Fly Fishing in your mind – “The Longest Silence”

Last updated on January 10th, 2024.

Leonard Schoenberger

In a world of fly fishing dominated by flashy pictures, a book like Thomas McGuane’s classic “The Longest Silence” offers a chance to experience fly fishing in a different way.

Some of you have surely heard of Thomas McGuane before. Any fly fisherman who has started collecting books on the sport has certainly come across this master of words. In my case, “The Longest Silence” was one of the first books on the topic I encountered once I started looking into fly fishing literature.

 

I bought a used copy of it on the internet after having read good reviews about it, referring to the book as one of the classics of fly fishing literature. The quote on the cover page by Jeremy Paxman – “One of the best fishing trips I’ve had this year” sums up the book perfectly.

 

If you didn’t know that the topic of the book was fly fishing – in its widest sense – you would perceive it as a “normal” novel. The beauty of it is that Thomas McGuane is simply a great author who luckily for us fly fishermen choose the topic of angling as his subject.

 

When you open up the book that was first published almost 20 years ago, McGuane’s mindset of fly fishing sucks you in immediately as he opens with the following sentence in the preface:

 

“The sport of angling used to be a genteel business, at least in the world of ideals, a world of ladies and gentlemen. These have been replaced by a new set of paradigms: the bum, the addict, and the maniac.
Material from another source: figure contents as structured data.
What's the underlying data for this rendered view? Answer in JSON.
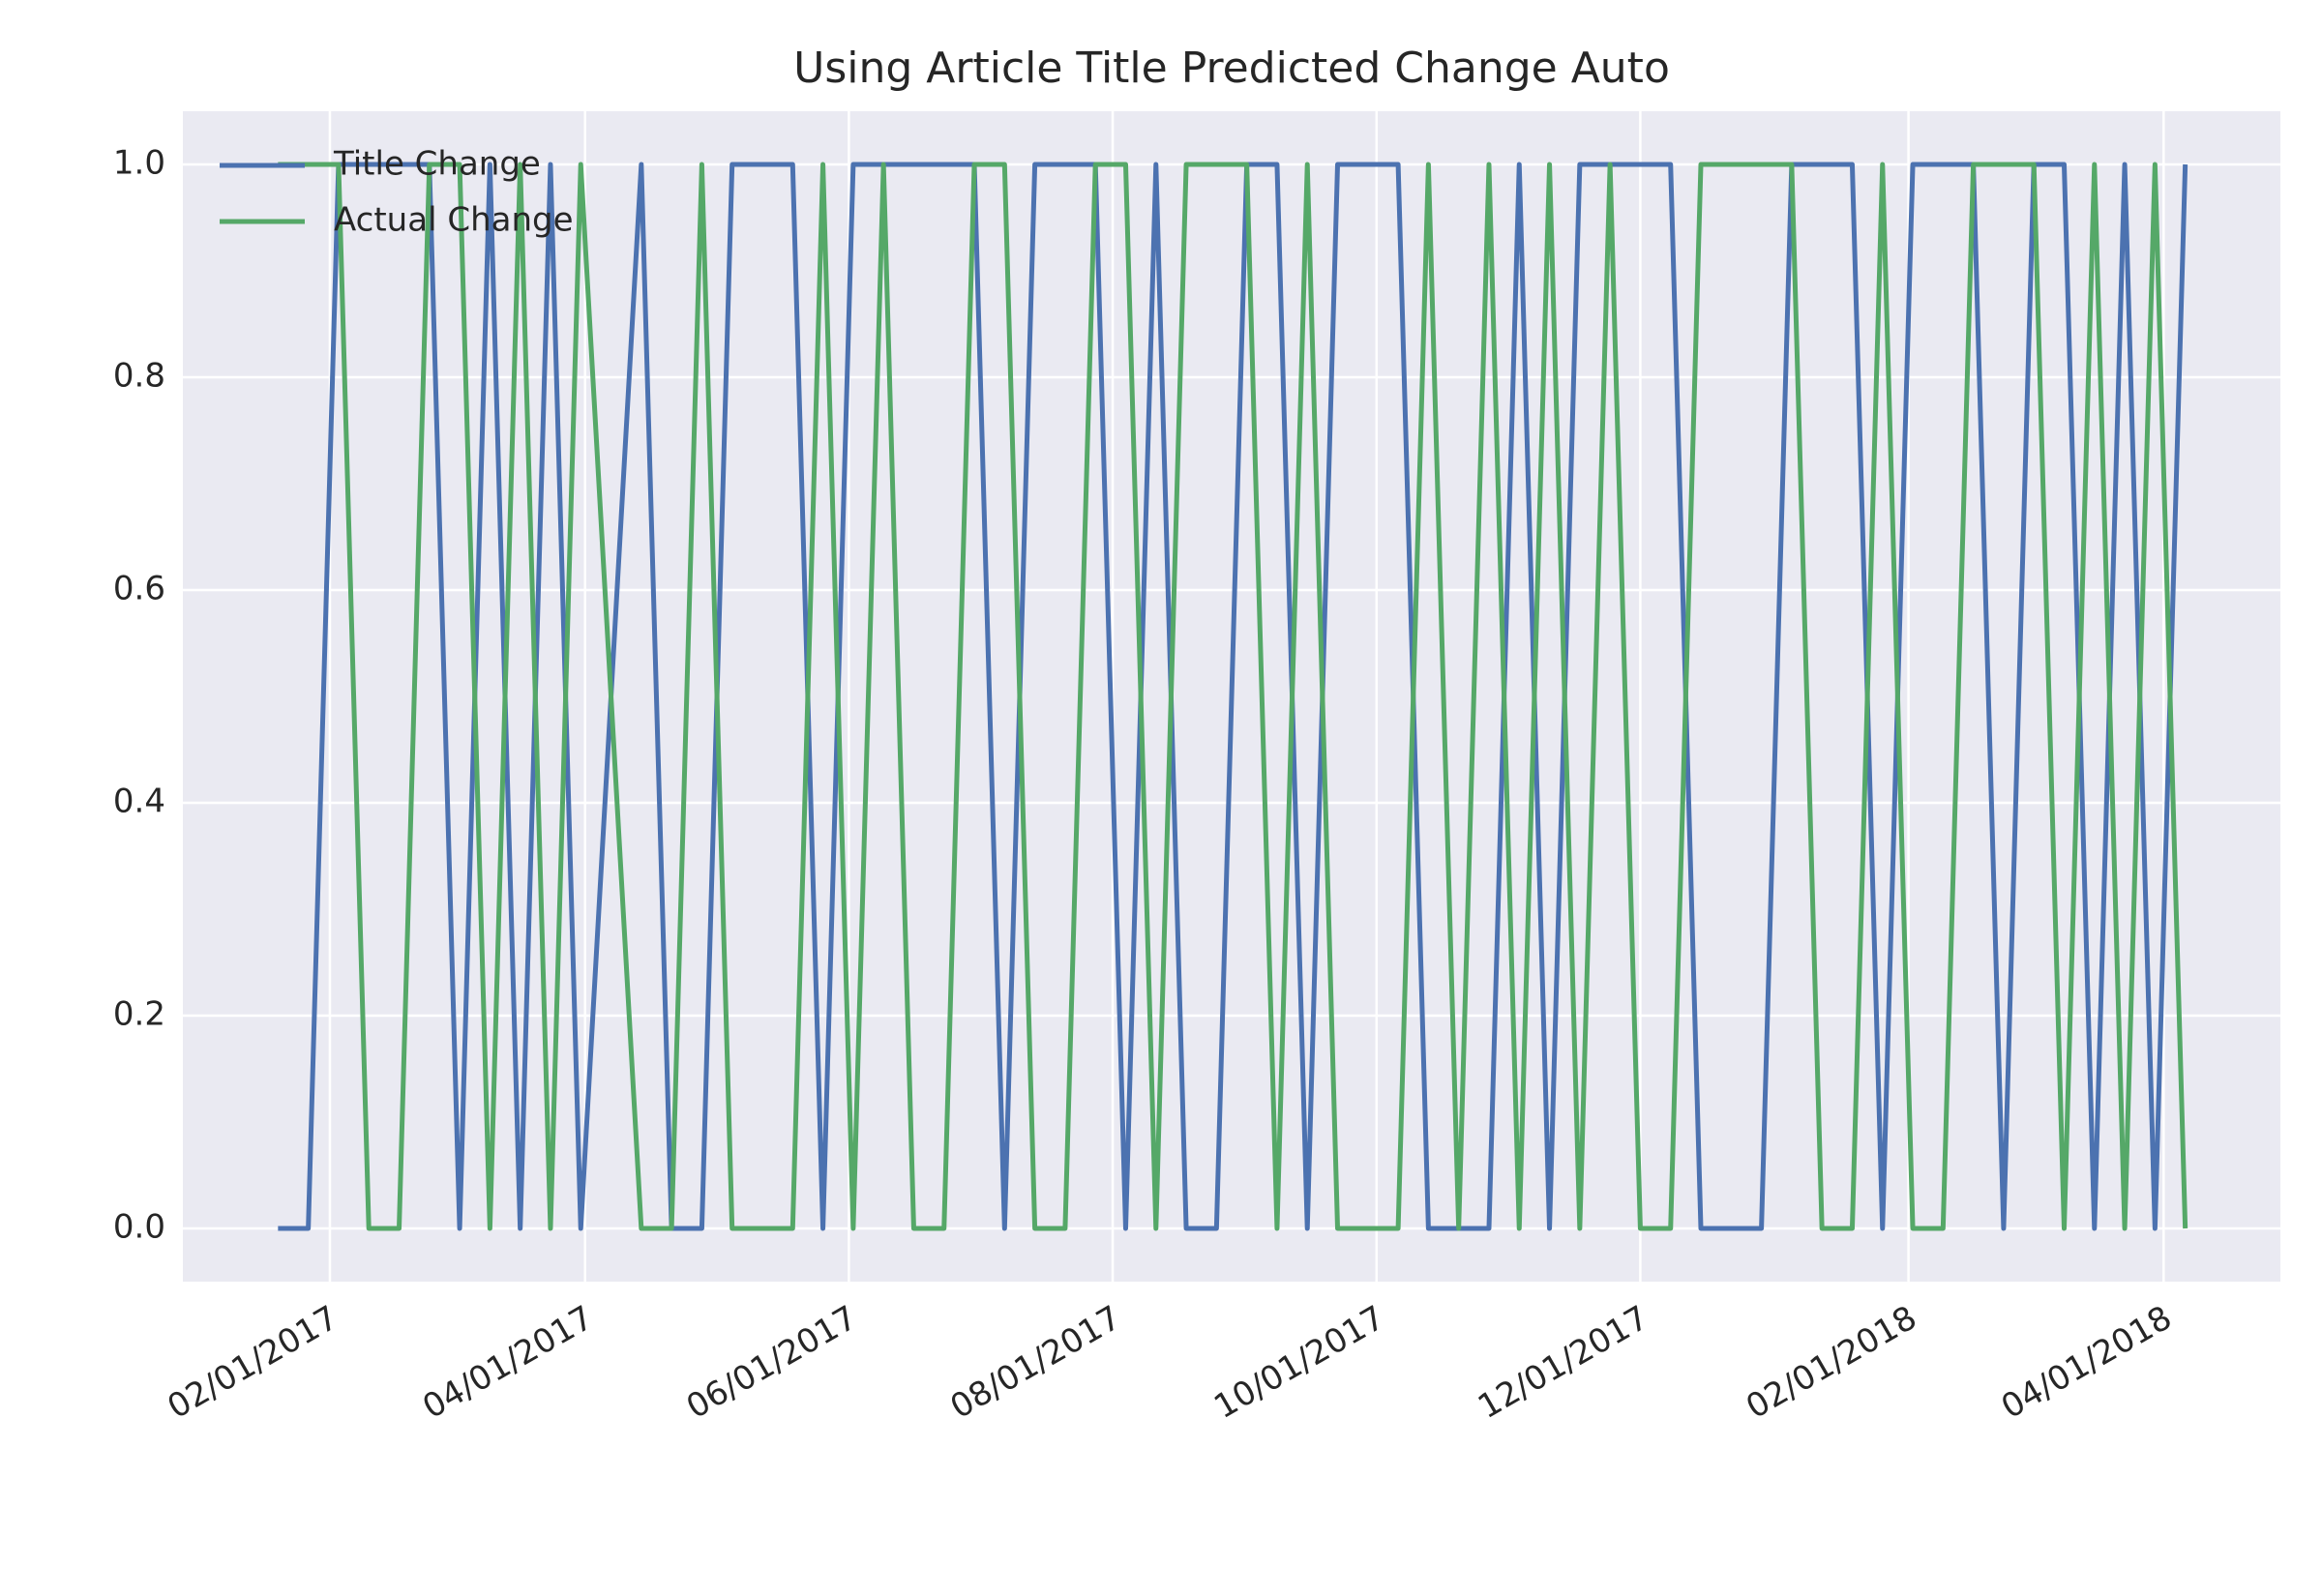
{
  "chart_data": {
    "type": "line",
    "title": "Using Article Title Predicted Change Auto",
    "x": [
      "2017-01-20",
      "2017-01-27",
      "2017-02-03",
      "2017-02-10",
      "2017-02-17",
      "2017-02-24",
      "2017-03-03",
      "2017-03-10",
      "2017-03-17",
      "2017-03-24",
      "2017-03-31",
      "2017-04-14",
      "2017-04-21",
      "2017-04-28",
      "2017-05-05",
      "2017-05-12",
      "2017-05-19",
      "2017-05-26",
      "2017-06-02",
      "2017-06-09",
      "2017-06-16",
      "2017-06-23",
      "2017-06-30",
      "2017-07-07",
      "2017-07-14",
      "2017-07-21",
      "2017-07-28",
      "2017-08-04",
      "2017-08-11",
      "2017-08-18",
      "2017-08-25",
      "2017-09-01",
      "2017-09-08",
      "2017-09-15",
      "2017-09-22",
      "2017-09-29",
      "2017-10-06",
      "2017-10-13",
      "2017-10-20",
      "2017-10-27",
      "2017-11-03",
      "2017-11-10",
      "2017-11-17",
      "2017-11-24",
      "2017-12-01",
      "2017-12-08",
      "2017-12-15",
      "2017-12-22",
      "2017-12-29",
      "2018-01-05",
      "2018-01-12",
      "2018-01-19",
      "2018-01-26",
      "2018-02-02",
      "2018-02-09",
      "2018-02-16",
      "2018-02-23",
      "2018-03-02",
      "2018-03-09",
      "2018-03-16",
      "2018-03-23",
      "2018-03-30",
      "2018-04-06"
    ],
    "series": [
      {
        "name": "Title Change",
        "color": "#4c72b0",
        "values": [
          0,
          0,
          1,
          1,
          1,
          1,
          0,
          1,
          0,
          1,
          0,
          1,
          0,
          0,
          1,
          1,
          1,
          0,
          1,
          1,
          1,
          1,
          1,
          0,
          1,
          1,
          1,
          0,
          1,
          0,
          0,
          1,
          1,
          0,
          1,
          1,
          1,
          0,
          0,
          0,
          1,
          0,
          1,
          1,
          1,
          1,
          0,
          0,
          0,
          1,
          1,
          1,
          0,
          1,
          1,
          1,
          0,
          1,
          1,
          0,
          1,
          0,
          1
        ]
      },
      {
        "name": "Actual Change",
        "color": "#55a868",
        "values": [
          1,
          1,
          1,
          0,
          0,
          1,
          1,
          0,
          1,
          0,
          1,
          0,
          0,
          1,
          0,
          0,
          0,
          1,
          0,
          1,
          0,
          0,
          1,
          1,
          0,
          0,
          1,
          1,
          0,
          1,
          1,
          1,
          0,
          1,
          0,
          0,
          0,
          1,
          0,
          1,
          0,
          1,
          0,
          1,
          0,
          0,
          1,
          1,
          1,
          1,
          0,
          0,
          1,
          0,
          0,
          1,
          1,
          1,
          0,
          1,
          0,
          1,
          0
        ]
      }
    ],
    "xlim": [
      "2016-12-29",
      "2018-04-28"
    ],
    "xticks": [
      {
        "value": "2017-02-01",
        "label": "02/01/2017"
      },
      {
        "value": "2017-04-01",
        "label": "04/01/2017"
      },
      {
        "value": "2017-06-01",
        "label": "06/01/2017"
      },
      {
        "value": "2017-08-01",
        "label": "08/01/2017"
      },
      {
        "value": "2017-10-01",
        "label": "10/01/2017"
      },
      {
        "value": "2017-12-01",
        "label": "12/01/2017"
      },
      {
        "value": "2018-02-01",
        "label": "02/01/2018"
      },
      {
        "value": "2018-04-01",
        "label": "04/01/2018"
      }
    ],
    "ylim": [
      -0.05,
      1.05
    ],
    "yticks": [
      {
        "value": 0,
        "label": "0.0"
      },
      {
        "value": 0.2,
        "label": "0.2"
      },
      {
        "value": 0.4,
        "label": "0.4"
      },
      {
        "value": 0.6,
        "label": "0.6"
      },
      {
        "value": 0.8,
        "label": "0.8"
      },
      {
        "value": 1,
        "label": "1.0"
      }
    ],
    "grid": true,
    "legend": "upper left"
  }
}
I’m afraid that this says much about the times we live in. The fisherman now is one who defies society, who rips lips, who drains the pool, who takes no prisoners, who is not to be confused with the sissy with the creel and the bamboo rod.”

 

That was written almost two decades ago. Since then the amount of fishing pictures and videos floating around on the internet has taken on infinite dimensions. Reading a book like “The Longest Silence” grants you an opportunity to experience a different kind of fly fishing. A gentle one where your mind and Thomas McGuane take you places you can only imagine.

 

In some two dozen chapters, McGuane takes the reader on a wide array of fly fishing trips, ranging from small streams in Michigan, the Henry’s Fork all the way to hunting Tarpon and sea run fish such as Atlantic salmon, steelhead and sea trout.

 

While the topic of fly fishing is always present in the stories, McGuane plays with the nuances that define the sport beyond catching a fish, for example when he writes about bonefish:

 

“Yet, when the serious angler insinuates himself into the luminous, subaqueous universe of the bonefish and catches one without the benefit of accident, he has, in effect, visited another world, one whose precise cycles and conditions appear so serene that the addled twentieth-century angler begins to be consoled for all he has done to afford the trip in the first place.”

 

You can apply his observations to so many things in daily life, far beyond fly fishing. I highly recommend the book to experience a master who depicts the essence of fly fishing in stark contrast to what the sport has become on many levels today.